July is Juvenile Arthritis Awareness Month. One in one thousand American kids is diagnosed with juvenile idiopathic arthritis, or JIA.
It’s a disease where the immune system attacks the joints instead of attacking bacteria and viruses. JIA is sometimes tough to diagnose, and as a result it can go undetected while destroying a young person’s joints.
High school sophomore Amber was a competitive gymnast until two years ago. Now, the girl who loved to tumble across a mat has trouble walking across the floor.
“It seemed like a lot of things were hurting and I kept going to doctors and they kept diagnosing it as sprains, because nothing was showing up in the x-rays,” shared Amber.
Finally, an orthopedic specialist referred Amber for blood work.
“When we got the result for that her rheumatoid factor came back at like 102. It’s supposed to be 14,” said Maria Steiper, Amber’s mom.
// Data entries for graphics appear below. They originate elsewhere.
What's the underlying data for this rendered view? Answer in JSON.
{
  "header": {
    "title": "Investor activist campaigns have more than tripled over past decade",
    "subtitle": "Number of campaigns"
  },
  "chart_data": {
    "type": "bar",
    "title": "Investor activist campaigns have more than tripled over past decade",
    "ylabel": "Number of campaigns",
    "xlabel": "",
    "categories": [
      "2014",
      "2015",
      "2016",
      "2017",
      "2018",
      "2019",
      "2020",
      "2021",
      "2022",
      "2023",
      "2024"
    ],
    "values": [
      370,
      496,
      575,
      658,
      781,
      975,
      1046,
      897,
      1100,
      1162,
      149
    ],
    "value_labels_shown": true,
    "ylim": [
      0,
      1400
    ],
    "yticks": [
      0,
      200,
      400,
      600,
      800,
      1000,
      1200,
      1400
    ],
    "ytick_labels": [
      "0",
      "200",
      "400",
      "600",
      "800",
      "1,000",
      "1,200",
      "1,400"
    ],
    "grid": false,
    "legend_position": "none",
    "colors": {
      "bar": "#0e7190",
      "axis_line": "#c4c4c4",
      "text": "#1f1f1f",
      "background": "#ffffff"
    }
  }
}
Ginger Janow, MD, MPH, Assistant Professor of Pediatric Rheumatology, Hackensack University Medical Center, says parents and patients overlook symptoms because some kids with JIA don’t feel joint pain. She advises parents to look for other signs.
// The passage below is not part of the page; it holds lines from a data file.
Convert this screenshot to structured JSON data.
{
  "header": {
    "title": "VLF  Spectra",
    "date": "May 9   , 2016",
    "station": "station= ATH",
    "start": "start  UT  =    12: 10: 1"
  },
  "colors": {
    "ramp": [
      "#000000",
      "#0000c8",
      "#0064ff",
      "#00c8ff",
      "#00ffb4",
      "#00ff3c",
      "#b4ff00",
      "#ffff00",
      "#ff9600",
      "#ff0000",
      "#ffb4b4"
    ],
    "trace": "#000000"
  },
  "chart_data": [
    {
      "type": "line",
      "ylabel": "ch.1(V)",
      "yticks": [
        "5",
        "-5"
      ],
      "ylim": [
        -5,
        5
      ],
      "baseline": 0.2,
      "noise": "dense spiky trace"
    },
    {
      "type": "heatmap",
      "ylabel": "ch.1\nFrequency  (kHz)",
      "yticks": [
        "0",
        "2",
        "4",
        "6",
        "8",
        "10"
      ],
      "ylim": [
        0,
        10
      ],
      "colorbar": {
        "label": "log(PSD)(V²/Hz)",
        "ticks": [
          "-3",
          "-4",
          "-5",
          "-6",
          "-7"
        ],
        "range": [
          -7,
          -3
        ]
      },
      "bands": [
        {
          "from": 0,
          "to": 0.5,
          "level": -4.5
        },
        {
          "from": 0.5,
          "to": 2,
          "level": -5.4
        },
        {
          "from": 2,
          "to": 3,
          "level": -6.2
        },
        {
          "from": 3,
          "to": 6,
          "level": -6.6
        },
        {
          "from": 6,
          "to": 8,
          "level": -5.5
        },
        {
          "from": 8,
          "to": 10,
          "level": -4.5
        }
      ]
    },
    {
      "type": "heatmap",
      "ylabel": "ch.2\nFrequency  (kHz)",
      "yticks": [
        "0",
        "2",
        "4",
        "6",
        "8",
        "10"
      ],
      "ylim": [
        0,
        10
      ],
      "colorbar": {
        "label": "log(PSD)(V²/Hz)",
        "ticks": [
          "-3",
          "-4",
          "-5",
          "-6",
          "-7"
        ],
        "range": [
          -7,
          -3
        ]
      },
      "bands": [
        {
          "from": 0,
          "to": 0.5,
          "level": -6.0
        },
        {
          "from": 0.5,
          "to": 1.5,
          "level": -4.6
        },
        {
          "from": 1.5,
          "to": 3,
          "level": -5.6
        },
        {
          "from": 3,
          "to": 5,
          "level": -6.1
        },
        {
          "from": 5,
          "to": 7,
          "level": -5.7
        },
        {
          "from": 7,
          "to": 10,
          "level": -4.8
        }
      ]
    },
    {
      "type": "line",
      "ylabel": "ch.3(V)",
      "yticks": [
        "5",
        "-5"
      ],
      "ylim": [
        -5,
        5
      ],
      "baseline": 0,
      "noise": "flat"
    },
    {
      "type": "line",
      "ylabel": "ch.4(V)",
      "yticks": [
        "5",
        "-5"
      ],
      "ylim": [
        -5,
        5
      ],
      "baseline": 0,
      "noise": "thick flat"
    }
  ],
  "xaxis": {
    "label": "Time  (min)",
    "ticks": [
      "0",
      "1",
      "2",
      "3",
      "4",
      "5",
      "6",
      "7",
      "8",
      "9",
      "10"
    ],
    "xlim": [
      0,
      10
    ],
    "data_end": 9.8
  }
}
“A limp on a daily basis. So, swelling, so subtle things where you notice that they are using a different hand for something,” said Dr. Janow.
She says patients need to get a diagnosis as soon as possible so they can start treatment.
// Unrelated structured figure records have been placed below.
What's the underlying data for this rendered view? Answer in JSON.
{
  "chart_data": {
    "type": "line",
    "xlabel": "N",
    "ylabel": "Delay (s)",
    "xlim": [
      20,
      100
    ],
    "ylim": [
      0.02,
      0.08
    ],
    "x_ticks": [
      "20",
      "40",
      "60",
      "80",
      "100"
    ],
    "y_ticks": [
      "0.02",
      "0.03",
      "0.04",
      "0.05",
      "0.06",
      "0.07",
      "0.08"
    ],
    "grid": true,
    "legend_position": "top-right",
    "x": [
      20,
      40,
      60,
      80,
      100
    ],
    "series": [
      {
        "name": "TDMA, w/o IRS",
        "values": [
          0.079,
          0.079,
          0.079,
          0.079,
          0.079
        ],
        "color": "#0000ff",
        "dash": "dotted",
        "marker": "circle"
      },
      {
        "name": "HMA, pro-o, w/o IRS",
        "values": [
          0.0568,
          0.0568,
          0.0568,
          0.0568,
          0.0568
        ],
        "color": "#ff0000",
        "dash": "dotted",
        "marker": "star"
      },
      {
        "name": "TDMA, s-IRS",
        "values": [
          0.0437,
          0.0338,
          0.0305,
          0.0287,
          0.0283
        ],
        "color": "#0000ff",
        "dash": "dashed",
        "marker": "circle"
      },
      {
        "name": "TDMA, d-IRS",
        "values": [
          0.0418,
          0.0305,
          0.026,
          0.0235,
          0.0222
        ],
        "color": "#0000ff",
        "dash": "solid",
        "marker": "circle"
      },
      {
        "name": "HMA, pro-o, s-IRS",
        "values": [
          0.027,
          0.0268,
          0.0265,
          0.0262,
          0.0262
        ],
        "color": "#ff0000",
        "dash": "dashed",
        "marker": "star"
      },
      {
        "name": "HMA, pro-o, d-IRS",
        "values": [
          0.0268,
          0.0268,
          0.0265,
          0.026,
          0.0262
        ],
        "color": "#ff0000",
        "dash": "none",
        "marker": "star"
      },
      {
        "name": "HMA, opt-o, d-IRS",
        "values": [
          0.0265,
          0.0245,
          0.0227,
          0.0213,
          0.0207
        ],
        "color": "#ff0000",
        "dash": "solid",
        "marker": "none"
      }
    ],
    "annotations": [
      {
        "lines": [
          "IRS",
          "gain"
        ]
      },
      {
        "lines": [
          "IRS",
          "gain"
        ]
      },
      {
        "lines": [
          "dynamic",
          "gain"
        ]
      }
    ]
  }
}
“The inflammation if left unchecked is sort of like a house on fire. If you don’t put out the fire, it burns down the structure,” continued Dr. Janow.
Amber says the monthly infusion of the drug Actemra did not work but she’s hopeful the pill form of Xeljanz will. Weekly injections of two other medications have not.
“You just need to keep pushing through and you will get through it,” said Amber.
Researchers still aren’t sure why kids develop JIA, genetic and environmental factors play a role. JIA used to be referred to as juvenile rheumatoid arthritis, but doctors have moved away from that name.